South Africa's state-owned energy company Eskom has been struggling to keep the lights on in the country. For the past six days, Eskom has been implementing "load-shedding," whereby power is cut for anything from two to four hours to businesses and households across the country in a bid to relieve pressure on the national grid.
On Monday, the energy firm said it was cutting up to 6,000 megawatts (MW) of power from the national grid after heavy rain and flooding triggered failures at its Medupi coal-fired plant. The problem is not new, as the company has been forced to enforce such power outages intermittently over the past decade.
On Tuesday, South African President Cyril Ramaphosa had to cut short his official visit to Egypt and head back home to deal with the power crisis.
"The ongoing load shedding is devastating," Ramaphosa said in a statement earlier on Tuesday. "The energy challenges in this country will not be resolved overnight." Presidential spokesperson Khusela Diko said Ramaphosa would meet with Eskom executives on Wednesday to be briefed on plans to resolve the crisis.
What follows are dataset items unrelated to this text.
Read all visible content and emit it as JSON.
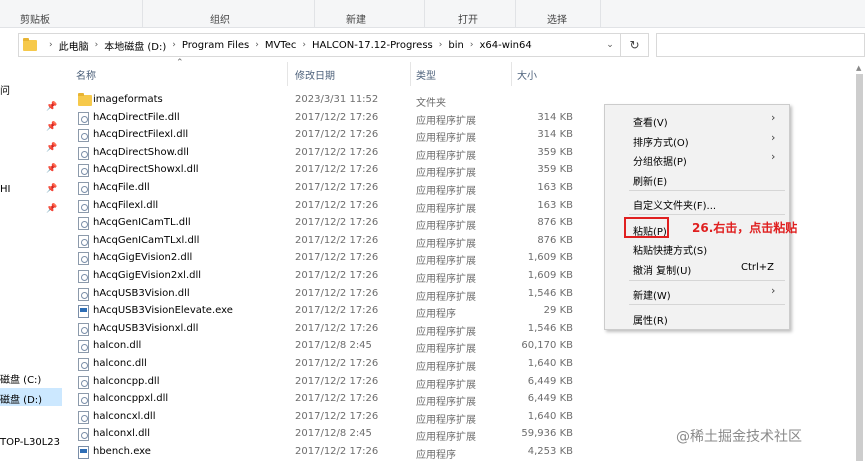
{
  "ribbon": {
    "groups": [
      "剪贴板",
      "组织",
      "新建",
      "打开",
      "选择"
    ]
  },
  "address": {
    "crumbs": [
      "此电脑",
      "本地磁盘 (D:)",
      "Program Files",
      "MVTec",
      "HALCON-17.12-Progress",
      "bin",
      "x64-win64"
    ],
    "dropdown_icon": "chevron-down-icon",
    "refresh_icon": "refresh-icon"
  },
  "nav": {
    "items": [
      "问",
      "HI",
      "磁盘 (C:)",
      "磁盘 (D:)",
      "TOP-L30L23"
    ]
  },
  "columns": {
    "name": "名称",
    "modified": "修改日期",
    "type": "类型",
    "size": "大小"
  },
  "files": [
    {
      "name": "imageformats",
      "date": "2023/3/31 11:52",
      "type": "文件夹",
      "size": "",
      "icon": "folder-icon"
    },
    {
      "name": "hAcqDirectFile.dll",
      "date": "2017/12/2 17:26",
      "type": "应用程序扩展",
      "size": "314 KB",
      "icon": "dll-file-icon"
    },
    {
      "name": "hAcqDirectFilexl.dll",
      "date": "2017/12/2 17:26",
      "type": "应用程序扩展",
      "size": "314 KB",
      "icon": "dll-file-icon"
    },
    {
      "name": "hAcqDirectShow.dll",
      "date": "2017/12/2 17:26",
      "type": "应用程序扩展",
      "size": "359 KB",
      "icon": "dll-file-icon"
    },
    {
      "name": "hAcqDirectShowxl.dll",
      "date": "2017/12/2 17:26",
      "type": "应用程序扩展",
      "size": "359 KB",
      "icon": "dll-file-icon"
    },
    {
      "name": "hAcqFile.dll",
      "date": "2017/12/2 17:26",
      "type": "应用程序扩展",
      "size": "163 KB",
      "icon": "dll-file-icon"
    },
    {
      "name": "hAcqFilexl.dll",
      "date": "2017/12/2 17:26",
      "type": "应用程序扩展",
      "size": "163 KB",
      "icon": "dll-file-icon"
    },
    {
      "name": "hAcqGenICamTL.dll",
      "date": "2017/12/2 17:26",
      "type": "应用程序扩展",
      "size": "876 KB",
      "icon": "dll-file-icon"
    },
    {
      "name": "hAcqGenICamTLxl.dll",
      "date": "2017/12/2 17:26",
      "type": "应用程序扩展",
      "size": "876 KB",
      "icon": "dll-file-icon"
    },
    {
      "name": "hAcqGigEVision2.dll",
      "date": "2017/12/2 17:26",
      "type": "应用程序扩展",
      "size": "1,609 KB",
      "icon": "dll-file-icon"
    },
    {
      "name": "hAcqGigEVision2xl.dll",
      "date": "2017/12/2 17:26",
      "type": "应用程序扩展",
      "size": "1,609 KB",
      "icon": "dll-file-icon"
    },
    {
      "name": "hAcqUSB3Vision.dll",
      "date": "2017/12/2 17:26",
      "type": "应用程序扩展",
      "size": "1,546 KB",
      "icon": "dll-file-icon"
    },
    {
      "name": "hAcqUSB3VisionElevate.exe",
      "date": "2017/12/2 17:26",
      "type": "应用程序",
      "size": "29 KB",
      "icon": "exe-file-icon"
    },
    {
      "name": "hAcqUSB3Visionxl.dll",
      "date": "2017/12/2 17:26",
      "type": "应用程序扩展",
      "size": "1,546 KB",
      "icon": "dll-file-icon"
    },
    {
      "name": "halcon.dll",
      "date": "2017/12/8 2:45",
      "type": "应用程序扩展",
      "size": "60,170 KB",
      "icon": "dll-file-icon"
    },
    {
      "name": "halconc.dll",
      "date": "2017/12/2 17:26",
      "type": "应用程序扩展",
      "size": "1,640 KB",
      "icon": "dll-file-icon"
    },
    {
      "name": "halconcpp.dll",
      "date": "2017/12/2 17:26",
      "type": "应用程序扩展",
      "size": "6,449 KB",
      "icon": "dll-file-icon"
    },
    {
      "name": "halconcppxl.dll",
      "date": "2017/12/2 17:26",
      "type": "应用程序扩展",
      "size": "6,449 KB",
      "icon": "dll-file-icon"
    },
    {
      "name": "halconcxl.dll",
      "date": "2017/12/2 17:26",
      "type": "应用程序扩展",
      "size": "1,640 KB",
      "icon": "dll-file-icon"
    },
    {
      "name": "halconxl.dll",
      "date": "2017/12/8 2:45",
      "type": "应用程序扩展",
      "size": "59,936 KB",
      "icon": "dll-file-icon"
    },
    {
      "name": "hbench.exe",
      "date": "2017/12/2 17:26",
      "type": "应用程序",
      "size": "4,253 KB",
      "icon": "exe-file-icon"
    }
  ],
  "context_menu": {
    "view": "查看(V)",
    "sort": "排序方式(O)",
    "group": "分组依据(P)",
    "refresh": "刷新(E)",
    "customize": "自定义文件夹(F)...",
    "paste": "粘贴(P)",
    "paste_shortcut": "粘贴快捷方式(S)",
    "undo": "撤消 复制(U)",
    "undo_shortcut": "Ctrl+Z",
    "new": "新建(W)",
    "properties": "属性(R)"
  },
  "annotation": "26.右击，点击粘贴",
  "watermark": "@稀土掘金技术社区",
  "colors": {
    "accent_red": "#e02020",
    "selection": "#cce8ff",
    "folder": "#f6c94b"
  }
}
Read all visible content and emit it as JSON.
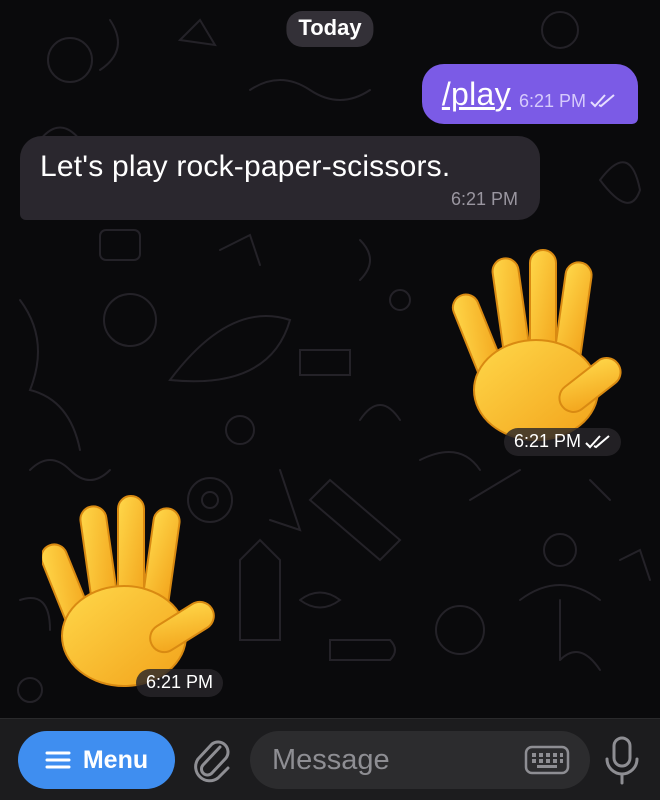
{
  "date_separator": "Today",
  "messages": [
    {
      "direction": "outgoing",
      "text": "/play",
      "time": "6:21 PM",
      "status": "read"
    },
    {
      "direction": "incoming",
      "text": "Let's play rock-paper-scissors.",
      "time": "6:21 PM"
    },
    {
      "direction": "outgoing",
      "sticker": "raised-hand-emoji",
      "time": "6:21 PM",
      "status": "read"
    },
    {
      "direction": "incoming",
      "sticker": "raised-hand-emoji",
      "time": "6:21 PM"
    }
  ],
  "input_bar": {
    "menu_label": "Menu",
    "message_placeholder": "Message",
    "icons": [
      "menu-icon",
      "paperclip-icon",
      "keyboard-icon",
      "microphone-icon"
    ]
  },
  "colors": {
    "outgoing_bubble": "#7b5be6",
    "incoming_bubble": "#2a272e",
    "menu_button": "#3f8ef0",
    "background": "#0a0a0c"
  }
}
Loss-making Eskom generates over 90% of the nation's electricity.
Aggravating economic woes
The electricity problems have dealt a blow to the nation's already slowing economy and transportation, among other things. The mining sector, a key part of the nation's economy, has been hit hard, with companies shutting down mines across the country.
Harmony Gold, Impala Platinum and Sibanye-Stillwater all said they had been forced to cut production since Monday because of power shortages.
"There are very few underground mines that operated overnight and will be operating normally today," said a spokesman for the Minerals Council industry body. The mining industry contributed 351 billion rand ($24 billion, €21.65 billion) to the South African economy in 2018, the Minerals Council says, equating to about 7% of gross domestic product (GDP).
John Steenhuisen, leader of the main opposition Democratic Alliance, led a picket outside Eskom headquarters in Johannesburg on Tuesday, saying the "rolling blackouts" threaten to "throw the country's economy over a precipice."